Нет настоящего момента… но ведь, в сущности, «настоящего момента» никогда нет, в природе нет. Настоящее – точка, где соприкасаются и мгновенным узлом сплетаются прошлое и будущее. У нас именно этого узла нет, прошлому не с чем сплестись, оно – одно; у нас нет настоящего потому, что нет, – не видно нам, – будущего. Когда увидим его, поймаем предчувствием, прозрением или желанием, – тогда и пойдут связываться узлы, и родится у нас ощущение нашего настоящего. А будет узел настоящего – будет, вместе с ним, и прошлое, и грядущее. Ведь из них сплетается узел. Имея настоящее, мы имеем все, весь наш путь; умеем не забывать незабвенное и можем надеяться на несказанное. И позади, и рядом, и впереди – Вечное, одно, все то же вечно, и оно всегда цело в созерцании.
Искусство вряд ли можно назвать «действием», оно ближе к созерцанию. Оно – пенка жизни, и разливается по всей жизни, прошлой, настоящей и будущей. В искусстве мы не только связываем концы нитей, едва минувшее с едва наступающим, – но мы как бы сразу смотрим на весь путь, хотим иметь его весь, в неразрывности. Искусство должно давать нам вечное на всем протяжении нити, вечное в прошлом – для познания его в будущем, вечное в будущем для утверждения его в прошлом и, наконец, вечный, верный узел настоящего. Я не о «тенденции» говорю (странно даже упоминать об этом), истинное искусство никогда не бывает «тенденциозно» – я говорю о самой сущности искусства. Стремление его (никогда вполне, но всегда более или менее достигаемое) – слить творящего и воспринимающего в едином созерцании, ощущении, может быть – в единой любви. Поэтому настоящее искусство непременно, неизбежно будет правдой, т. е. добром; это ведь синонимы; пусть детский еще ум человека старается разорвать на три части правду-добро-красоту – единое все-таки остается единым.
К какому бы роду искусства мы ни обратились, – мы равно требуем, чтобы оно было именно искусством, чтобы в нем наиболее ярко проявилась сущность искусства; стремление соединить многих в одном созерцании вечного. Театральное искусство ставит между творящим и воспринимающим – еще тех, кто воплощают слова в образы; тем лучше; тем выше и ярче может быть радуга; тем больше причастников к единому празднеству. Только бы все они действительно соединились, только бы искусство было действительно искусством, то есть говорило бы о вечном везде – в прошлом и будущем, и говорило бы с сознанием настоящего. Театр теперь – потому и не искусство, что современные «творцы» умеют лишь говорить нам что-то о вчерашнем дне, не отделяя забвенное от нетленного, а воплощающие эти образы – в лучшем случае покоряются автору; в худшем же, и более частом, не обращают на автора никакого внимания. Зрители смотрят, и что получается от этого «искусства» в их душах – трудно вообразить. Вероятно, до души оно и вовсе не доходит. Им иногда «нравится», иногда «не нравится». Вот слово, определение, которому нет места там, где начинается искусство. Искусство или есть – или нет; или что-то – или уж совсем ничего. А мы даже привыкли прибавлять, когда нам «нравится», – именно это печальное слово «ничего». Право, ничего! Совсем ничего! Т. е. «очень нравится!» Ну, значит, ничего и нет.

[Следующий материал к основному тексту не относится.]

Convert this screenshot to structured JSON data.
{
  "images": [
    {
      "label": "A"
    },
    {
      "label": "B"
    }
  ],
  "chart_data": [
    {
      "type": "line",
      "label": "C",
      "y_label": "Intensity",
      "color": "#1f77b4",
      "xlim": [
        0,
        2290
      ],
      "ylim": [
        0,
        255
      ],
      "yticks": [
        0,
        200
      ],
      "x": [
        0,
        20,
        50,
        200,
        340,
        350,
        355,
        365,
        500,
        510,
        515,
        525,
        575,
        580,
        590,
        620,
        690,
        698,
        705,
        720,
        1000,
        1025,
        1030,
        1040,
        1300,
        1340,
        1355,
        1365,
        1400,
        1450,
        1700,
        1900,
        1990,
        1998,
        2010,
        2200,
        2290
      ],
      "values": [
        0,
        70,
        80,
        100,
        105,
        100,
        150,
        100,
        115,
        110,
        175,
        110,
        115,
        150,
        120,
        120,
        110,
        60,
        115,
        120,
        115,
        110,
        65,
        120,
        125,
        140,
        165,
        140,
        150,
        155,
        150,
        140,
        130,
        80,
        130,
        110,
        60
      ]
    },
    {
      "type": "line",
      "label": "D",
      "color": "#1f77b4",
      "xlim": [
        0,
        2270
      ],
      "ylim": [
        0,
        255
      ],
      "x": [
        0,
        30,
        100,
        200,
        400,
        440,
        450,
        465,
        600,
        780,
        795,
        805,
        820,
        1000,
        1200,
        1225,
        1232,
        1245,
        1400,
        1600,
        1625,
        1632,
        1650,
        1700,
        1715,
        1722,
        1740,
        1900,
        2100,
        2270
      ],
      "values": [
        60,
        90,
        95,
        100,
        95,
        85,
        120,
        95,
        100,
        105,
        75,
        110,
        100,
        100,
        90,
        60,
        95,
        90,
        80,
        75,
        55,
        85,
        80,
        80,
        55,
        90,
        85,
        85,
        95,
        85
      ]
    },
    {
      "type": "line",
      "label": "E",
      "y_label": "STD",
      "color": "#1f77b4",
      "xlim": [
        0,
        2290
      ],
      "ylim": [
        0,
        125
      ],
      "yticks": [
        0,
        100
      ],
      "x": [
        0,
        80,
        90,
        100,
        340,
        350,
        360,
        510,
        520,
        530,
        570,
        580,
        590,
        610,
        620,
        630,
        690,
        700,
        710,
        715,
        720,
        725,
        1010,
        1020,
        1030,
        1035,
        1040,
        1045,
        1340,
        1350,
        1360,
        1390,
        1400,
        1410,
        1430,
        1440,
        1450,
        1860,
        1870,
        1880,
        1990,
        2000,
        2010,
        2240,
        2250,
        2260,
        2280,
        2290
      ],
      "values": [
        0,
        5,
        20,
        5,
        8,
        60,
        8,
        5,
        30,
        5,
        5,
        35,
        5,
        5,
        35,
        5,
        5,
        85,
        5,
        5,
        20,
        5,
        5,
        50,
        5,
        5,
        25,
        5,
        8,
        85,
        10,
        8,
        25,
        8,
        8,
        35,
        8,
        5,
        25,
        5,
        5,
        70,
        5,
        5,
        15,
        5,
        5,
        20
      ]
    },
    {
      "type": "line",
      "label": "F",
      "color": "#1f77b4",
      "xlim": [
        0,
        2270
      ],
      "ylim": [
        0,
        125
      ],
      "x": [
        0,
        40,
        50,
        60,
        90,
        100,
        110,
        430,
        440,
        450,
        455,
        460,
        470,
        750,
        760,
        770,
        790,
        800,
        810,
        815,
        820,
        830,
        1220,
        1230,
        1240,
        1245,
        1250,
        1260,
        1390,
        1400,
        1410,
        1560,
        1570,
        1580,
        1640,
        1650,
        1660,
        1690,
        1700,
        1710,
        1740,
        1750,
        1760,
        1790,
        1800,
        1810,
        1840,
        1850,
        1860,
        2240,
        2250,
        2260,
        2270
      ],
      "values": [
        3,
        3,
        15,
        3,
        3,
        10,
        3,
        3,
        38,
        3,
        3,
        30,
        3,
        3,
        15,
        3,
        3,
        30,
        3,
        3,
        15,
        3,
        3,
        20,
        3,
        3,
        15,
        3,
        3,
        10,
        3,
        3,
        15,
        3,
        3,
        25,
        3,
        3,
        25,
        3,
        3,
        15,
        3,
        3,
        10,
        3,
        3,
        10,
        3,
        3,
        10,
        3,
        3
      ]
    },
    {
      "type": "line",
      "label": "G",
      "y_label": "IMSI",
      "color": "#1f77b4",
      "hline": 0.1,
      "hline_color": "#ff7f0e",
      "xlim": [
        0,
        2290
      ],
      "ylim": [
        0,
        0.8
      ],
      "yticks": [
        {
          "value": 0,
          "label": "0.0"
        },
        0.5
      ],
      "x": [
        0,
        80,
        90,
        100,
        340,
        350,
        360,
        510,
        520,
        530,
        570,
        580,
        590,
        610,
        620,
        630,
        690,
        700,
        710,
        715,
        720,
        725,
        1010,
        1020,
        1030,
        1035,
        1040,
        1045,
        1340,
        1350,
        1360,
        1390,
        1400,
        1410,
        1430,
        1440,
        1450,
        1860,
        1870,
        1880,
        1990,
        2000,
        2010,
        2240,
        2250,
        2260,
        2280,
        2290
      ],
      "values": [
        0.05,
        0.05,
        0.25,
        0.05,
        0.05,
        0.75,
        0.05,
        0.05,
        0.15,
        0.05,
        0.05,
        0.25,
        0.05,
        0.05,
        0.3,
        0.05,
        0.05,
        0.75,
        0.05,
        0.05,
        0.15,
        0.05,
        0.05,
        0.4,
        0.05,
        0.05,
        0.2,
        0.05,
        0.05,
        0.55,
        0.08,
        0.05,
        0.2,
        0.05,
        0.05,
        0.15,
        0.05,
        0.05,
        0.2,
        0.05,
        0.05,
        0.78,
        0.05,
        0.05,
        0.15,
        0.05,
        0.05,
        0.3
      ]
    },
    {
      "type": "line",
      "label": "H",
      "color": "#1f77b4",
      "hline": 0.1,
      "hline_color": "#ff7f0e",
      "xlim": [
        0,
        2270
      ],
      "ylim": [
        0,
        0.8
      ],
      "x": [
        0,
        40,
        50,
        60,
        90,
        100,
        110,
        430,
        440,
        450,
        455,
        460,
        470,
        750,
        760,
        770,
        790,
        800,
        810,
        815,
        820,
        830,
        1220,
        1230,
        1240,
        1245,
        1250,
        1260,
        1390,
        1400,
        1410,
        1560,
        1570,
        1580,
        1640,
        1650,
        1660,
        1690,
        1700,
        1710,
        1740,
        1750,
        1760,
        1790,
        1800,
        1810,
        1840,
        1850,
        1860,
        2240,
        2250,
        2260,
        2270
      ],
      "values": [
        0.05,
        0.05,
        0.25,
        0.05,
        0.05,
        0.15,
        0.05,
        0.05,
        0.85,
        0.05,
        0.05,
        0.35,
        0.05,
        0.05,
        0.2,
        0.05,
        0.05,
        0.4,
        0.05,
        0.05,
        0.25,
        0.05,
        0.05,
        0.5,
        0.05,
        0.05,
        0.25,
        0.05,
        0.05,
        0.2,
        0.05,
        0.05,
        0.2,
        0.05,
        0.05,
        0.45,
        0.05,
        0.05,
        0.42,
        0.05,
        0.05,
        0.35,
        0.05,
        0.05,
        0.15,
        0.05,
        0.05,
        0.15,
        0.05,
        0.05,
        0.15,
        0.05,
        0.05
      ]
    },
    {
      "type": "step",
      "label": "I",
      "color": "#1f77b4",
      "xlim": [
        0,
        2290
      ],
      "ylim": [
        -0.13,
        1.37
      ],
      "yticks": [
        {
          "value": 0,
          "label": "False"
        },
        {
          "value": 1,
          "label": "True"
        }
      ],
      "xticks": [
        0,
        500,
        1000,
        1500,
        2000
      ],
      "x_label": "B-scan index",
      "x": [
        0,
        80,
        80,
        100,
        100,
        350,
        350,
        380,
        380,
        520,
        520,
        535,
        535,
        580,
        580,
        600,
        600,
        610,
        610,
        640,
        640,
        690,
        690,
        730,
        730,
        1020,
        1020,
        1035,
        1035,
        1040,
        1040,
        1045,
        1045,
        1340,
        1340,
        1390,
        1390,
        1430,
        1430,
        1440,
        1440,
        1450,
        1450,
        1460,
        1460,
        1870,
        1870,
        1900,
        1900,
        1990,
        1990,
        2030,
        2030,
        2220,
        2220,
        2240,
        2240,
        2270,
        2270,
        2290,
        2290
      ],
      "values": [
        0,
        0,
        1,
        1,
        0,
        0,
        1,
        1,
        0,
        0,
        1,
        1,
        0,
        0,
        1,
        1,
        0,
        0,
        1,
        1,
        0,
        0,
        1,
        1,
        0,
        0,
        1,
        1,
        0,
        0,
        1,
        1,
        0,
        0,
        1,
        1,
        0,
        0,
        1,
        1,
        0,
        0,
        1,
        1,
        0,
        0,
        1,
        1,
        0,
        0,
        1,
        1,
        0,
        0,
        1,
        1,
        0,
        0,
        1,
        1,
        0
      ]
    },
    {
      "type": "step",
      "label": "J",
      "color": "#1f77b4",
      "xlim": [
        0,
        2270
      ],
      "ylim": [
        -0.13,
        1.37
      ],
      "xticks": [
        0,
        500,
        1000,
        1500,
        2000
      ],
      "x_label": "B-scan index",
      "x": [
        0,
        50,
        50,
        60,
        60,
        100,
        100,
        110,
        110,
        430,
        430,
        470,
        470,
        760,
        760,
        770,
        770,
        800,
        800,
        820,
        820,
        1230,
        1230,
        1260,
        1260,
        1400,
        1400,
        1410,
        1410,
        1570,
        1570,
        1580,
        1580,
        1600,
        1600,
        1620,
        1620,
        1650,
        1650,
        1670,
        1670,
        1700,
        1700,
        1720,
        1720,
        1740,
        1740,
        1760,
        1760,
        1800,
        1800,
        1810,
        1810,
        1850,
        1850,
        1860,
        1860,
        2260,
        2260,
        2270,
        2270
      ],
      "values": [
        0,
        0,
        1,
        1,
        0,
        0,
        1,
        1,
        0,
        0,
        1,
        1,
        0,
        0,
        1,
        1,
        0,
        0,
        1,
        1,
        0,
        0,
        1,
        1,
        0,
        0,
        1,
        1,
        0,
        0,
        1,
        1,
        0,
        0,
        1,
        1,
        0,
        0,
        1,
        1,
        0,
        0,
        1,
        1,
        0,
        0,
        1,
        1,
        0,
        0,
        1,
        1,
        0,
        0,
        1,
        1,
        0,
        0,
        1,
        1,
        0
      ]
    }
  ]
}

Возможный театр, действительно нужный, действительно «храм искусства», представляется мне таким отличным от всех ныне существующих, что людям равнодушным, консервативным, ленивым и не желающим ни о чем думать – он может показаться утопией. То же, я полагаю, скажут и многие «воплотители» наших современных авторов, наши «артисты», вросшие в свои незамысловатые традиции и довольствующиеся остатками давно съеденного обеда. Каждый из них настолько мало думает о соединении трех участвующих элементов воедино (созидания, воплощения и восприятия), настолько забыл об искусстве, – что разделен даже с теми, кто стоят рядом, занят не пьесой, а своей ролью. Об актере, думающем только о своей роли и ее исполнении, говорилось достаточно. Для многих уже явны печальные результаты этого. Театр Станиславского тут стал впереди других, его артисты поняли весь ужас падения искусства до «роли» и победили «роль». У них есть стремление к единству, внимание к пьесе, как к целому; у них есть и желание единства с автором; они, может быть, слишком покоряются ему, обезличиваются; истинное соединение, единение – не обезличивает никого; но это уже не их только вина. Во всяком случае, заслугу художественного театра в указанном отношении мы признаем. Она имеет свою цепу, но, конечно, и таким артистам мысль о «единственно возможном» театре одинаково покажется утопической.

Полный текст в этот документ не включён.